第12話 回想2 保健室の会話

 幸也が痛む足をひきずり、保健室のドアを開けたとき、先生はあいにくと不在でした。

 シップを探してごそごそと棚や引出しを勝手に物色する幸也が、ふと自分を見ている視線に気がつきました。

 カーテンで仕切られたベッドに寝たまま、隙間からこっちを見ている女の子と目が合いました。

「あの………」

 おずおずと小さな唇を開いた女の子を見て、まさか人が居るとは思っていなかった幸也は、たいへん驚きました。

 慌てて自分の空き巣の証拠を隠そうと、薬箱を閉めました。そしてお約束のように、自分の指を挟みます。

『いってえ!』と思わず手を引っ込めた瞬間、ひじが幸也の後ろにあった人体模型に当たります。
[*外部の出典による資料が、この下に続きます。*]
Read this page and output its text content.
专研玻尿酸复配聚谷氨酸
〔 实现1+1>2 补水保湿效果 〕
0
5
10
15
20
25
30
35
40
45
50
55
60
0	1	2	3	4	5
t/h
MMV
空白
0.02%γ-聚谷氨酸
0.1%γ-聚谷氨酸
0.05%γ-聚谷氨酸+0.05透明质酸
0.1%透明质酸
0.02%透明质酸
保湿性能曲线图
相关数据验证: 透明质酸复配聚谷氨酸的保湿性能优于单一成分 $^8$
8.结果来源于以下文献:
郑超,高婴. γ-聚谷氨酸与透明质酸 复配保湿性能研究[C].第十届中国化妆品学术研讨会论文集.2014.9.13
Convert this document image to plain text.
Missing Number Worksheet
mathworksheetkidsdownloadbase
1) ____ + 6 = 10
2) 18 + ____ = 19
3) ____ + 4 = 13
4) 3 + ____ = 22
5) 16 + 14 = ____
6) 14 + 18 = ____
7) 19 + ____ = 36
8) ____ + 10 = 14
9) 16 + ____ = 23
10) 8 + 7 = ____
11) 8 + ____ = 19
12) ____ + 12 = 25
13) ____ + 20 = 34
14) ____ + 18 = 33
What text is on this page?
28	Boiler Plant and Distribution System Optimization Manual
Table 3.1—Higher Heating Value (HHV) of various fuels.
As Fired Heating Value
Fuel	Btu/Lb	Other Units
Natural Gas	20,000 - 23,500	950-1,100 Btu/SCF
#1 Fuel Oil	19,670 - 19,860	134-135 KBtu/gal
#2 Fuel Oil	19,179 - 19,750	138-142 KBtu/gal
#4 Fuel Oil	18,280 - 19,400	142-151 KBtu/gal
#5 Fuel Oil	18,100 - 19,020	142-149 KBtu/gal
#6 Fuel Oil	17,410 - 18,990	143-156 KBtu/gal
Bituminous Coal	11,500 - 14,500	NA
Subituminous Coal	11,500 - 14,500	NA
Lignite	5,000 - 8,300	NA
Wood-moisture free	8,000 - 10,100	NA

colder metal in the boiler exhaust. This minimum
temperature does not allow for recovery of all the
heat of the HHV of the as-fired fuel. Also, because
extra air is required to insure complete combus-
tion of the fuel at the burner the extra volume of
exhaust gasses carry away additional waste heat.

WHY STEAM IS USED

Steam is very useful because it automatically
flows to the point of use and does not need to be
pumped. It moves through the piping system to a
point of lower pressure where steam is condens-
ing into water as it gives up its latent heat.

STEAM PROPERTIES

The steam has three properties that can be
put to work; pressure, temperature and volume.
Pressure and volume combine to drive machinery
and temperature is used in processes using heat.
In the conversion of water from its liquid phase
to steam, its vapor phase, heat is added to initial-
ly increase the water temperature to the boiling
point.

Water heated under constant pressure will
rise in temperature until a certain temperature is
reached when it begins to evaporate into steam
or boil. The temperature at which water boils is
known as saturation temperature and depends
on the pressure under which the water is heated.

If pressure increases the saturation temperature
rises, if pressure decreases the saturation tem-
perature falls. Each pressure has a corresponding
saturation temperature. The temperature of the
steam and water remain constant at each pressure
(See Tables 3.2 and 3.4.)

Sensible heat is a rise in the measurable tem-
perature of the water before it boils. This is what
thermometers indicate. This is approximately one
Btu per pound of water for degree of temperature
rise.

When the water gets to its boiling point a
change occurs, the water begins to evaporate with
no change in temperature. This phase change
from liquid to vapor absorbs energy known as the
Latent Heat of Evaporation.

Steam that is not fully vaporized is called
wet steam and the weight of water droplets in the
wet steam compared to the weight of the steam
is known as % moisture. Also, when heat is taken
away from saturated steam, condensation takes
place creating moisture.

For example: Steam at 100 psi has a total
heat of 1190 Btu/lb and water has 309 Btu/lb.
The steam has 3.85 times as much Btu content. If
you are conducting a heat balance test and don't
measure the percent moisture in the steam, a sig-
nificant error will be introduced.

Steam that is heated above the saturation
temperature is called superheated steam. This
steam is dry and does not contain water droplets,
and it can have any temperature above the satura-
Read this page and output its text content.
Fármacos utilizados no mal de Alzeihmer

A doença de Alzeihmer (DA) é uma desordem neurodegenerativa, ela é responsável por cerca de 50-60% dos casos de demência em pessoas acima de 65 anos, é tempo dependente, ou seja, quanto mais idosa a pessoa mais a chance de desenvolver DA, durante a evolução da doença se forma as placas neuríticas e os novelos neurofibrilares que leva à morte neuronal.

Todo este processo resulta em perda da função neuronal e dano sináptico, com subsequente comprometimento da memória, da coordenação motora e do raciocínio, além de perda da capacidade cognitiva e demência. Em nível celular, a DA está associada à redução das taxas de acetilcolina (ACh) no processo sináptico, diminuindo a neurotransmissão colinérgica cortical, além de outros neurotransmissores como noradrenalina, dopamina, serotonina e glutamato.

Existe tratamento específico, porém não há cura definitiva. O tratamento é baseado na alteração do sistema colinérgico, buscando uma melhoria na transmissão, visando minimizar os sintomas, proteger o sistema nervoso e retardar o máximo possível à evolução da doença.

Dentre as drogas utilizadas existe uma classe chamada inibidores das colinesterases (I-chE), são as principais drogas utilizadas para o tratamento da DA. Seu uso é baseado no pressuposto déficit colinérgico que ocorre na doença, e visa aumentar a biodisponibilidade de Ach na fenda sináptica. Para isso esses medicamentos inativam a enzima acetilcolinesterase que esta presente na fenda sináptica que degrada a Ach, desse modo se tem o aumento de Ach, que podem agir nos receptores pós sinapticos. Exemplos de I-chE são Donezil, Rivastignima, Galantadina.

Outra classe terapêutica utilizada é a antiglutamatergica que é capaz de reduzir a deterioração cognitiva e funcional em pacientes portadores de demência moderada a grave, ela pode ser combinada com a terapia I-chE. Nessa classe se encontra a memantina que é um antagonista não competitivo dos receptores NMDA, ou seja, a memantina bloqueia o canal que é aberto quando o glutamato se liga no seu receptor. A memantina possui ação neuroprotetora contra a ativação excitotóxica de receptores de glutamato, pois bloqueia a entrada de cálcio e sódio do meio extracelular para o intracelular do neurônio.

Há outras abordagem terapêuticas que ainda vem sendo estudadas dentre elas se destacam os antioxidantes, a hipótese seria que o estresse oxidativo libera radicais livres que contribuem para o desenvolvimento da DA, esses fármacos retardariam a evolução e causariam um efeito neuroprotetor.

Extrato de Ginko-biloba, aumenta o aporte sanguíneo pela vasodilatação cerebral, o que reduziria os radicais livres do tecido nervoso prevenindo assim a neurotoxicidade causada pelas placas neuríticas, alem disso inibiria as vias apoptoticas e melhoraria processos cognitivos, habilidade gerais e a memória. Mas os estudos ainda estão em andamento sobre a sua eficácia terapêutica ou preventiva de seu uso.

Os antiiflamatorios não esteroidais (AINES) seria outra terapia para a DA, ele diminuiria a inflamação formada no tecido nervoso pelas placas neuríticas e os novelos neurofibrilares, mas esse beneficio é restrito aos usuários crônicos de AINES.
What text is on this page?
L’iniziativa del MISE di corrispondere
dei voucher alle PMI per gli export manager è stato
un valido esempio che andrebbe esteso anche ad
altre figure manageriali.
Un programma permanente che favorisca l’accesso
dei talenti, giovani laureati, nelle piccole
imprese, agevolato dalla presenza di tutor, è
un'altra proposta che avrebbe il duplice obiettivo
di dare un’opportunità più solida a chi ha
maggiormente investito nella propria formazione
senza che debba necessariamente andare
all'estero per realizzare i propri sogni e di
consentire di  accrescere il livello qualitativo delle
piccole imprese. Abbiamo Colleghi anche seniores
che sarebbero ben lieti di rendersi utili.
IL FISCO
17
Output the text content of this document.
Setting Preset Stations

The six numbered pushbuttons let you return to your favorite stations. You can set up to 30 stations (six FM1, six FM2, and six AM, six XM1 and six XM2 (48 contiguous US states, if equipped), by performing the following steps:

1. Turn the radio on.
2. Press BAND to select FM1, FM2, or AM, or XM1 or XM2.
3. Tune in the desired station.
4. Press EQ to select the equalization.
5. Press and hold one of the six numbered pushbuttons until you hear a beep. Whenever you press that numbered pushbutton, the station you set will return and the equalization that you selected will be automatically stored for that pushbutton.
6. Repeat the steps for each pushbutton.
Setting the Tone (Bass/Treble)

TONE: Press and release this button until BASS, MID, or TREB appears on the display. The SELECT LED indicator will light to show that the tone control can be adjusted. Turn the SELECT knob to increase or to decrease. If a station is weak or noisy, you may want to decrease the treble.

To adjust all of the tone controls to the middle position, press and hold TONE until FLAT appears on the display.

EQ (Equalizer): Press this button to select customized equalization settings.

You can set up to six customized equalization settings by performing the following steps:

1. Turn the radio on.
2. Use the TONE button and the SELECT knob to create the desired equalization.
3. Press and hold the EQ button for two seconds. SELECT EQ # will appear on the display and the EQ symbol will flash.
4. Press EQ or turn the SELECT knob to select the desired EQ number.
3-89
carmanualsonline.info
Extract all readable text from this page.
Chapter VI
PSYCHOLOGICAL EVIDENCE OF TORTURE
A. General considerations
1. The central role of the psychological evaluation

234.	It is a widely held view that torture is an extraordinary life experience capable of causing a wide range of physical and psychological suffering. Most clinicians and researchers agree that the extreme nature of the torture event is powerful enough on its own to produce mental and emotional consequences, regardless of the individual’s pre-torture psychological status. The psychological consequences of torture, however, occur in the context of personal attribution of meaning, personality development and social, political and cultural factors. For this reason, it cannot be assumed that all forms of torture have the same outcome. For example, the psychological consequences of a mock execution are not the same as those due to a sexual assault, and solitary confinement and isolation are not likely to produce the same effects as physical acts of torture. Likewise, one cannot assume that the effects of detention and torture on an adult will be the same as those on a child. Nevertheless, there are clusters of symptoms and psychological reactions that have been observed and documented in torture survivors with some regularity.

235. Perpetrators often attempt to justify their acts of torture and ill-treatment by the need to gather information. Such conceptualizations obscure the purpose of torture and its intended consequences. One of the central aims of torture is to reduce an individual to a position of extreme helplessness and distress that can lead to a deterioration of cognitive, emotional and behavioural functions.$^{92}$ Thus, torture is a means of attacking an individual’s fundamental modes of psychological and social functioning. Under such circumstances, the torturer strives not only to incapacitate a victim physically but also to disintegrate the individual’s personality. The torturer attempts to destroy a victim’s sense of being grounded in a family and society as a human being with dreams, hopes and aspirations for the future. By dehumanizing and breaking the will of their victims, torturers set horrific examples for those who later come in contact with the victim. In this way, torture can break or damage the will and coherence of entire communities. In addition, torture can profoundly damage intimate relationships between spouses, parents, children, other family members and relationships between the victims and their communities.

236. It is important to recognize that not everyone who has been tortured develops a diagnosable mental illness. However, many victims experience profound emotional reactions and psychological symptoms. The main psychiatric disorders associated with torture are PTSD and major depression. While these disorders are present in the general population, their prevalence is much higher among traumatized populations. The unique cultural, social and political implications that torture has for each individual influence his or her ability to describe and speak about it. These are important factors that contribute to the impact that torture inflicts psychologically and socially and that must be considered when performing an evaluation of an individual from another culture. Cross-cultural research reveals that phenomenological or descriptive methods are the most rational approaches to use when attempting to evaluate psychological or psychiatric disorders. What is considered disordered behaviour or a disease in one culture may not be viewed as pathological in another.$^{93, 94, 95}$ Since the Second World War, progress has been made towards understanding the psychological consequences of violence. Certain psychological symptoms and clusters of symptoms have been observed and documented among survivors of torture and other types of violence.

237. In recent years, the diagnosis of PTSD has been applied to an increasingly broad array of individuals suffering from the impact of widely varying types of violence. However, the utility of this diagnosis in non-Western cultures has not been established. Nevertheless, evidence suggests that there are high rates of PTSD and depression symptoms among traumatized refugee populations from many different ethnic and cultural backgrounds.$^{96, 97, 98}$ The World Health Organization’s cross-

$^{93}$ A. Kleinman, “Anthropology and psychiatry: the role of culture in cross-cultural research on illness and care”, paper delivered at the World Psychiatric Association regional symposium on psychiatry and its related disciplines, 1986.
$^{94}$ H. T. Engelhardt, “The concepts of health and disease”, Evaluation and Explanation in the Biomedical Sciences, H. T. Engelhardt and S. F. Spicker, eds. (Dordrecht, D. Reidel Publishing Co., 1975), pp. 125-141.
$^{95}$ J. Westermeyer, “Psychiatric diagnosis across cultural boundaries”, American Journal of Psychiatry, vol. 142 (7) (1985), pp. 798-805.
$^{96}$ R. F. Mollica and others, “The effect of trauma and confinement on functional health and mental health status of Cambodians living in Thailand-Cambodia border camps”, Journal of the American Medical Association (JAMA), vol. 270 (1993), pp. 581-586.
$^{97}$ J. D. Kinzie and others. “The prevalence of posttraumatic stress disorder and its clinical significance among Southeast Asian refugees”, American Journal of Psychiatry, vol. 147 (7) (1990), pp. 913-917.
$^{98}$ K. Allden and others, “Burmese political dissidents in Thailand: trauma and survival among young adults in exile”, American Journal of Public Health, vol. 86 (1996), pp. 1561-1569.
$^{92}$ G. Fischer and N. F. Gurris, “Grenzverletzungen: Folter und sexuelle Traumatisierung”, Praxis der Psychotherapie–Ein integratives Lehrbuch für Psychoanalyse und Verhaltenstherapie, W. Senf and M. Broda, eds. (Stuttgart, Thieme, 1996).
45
 エルボーをくらった人体模型は、ギャグでやっているかのような変なポーズで硬直したまま、台座を中心として弧を描くように回転して、保健の先生の机の上の様々なもの(ペン立てや、本棚、体温計や薬のびん)をなぎ払いつつ、ものすごい音を立てて、床へと倒れました。


 ほんの数秒の間に、がっしゃーんとかドンっとかガラガラとかパリンとか、様々な効果音が混ざり合い、ものすごい音として響きます。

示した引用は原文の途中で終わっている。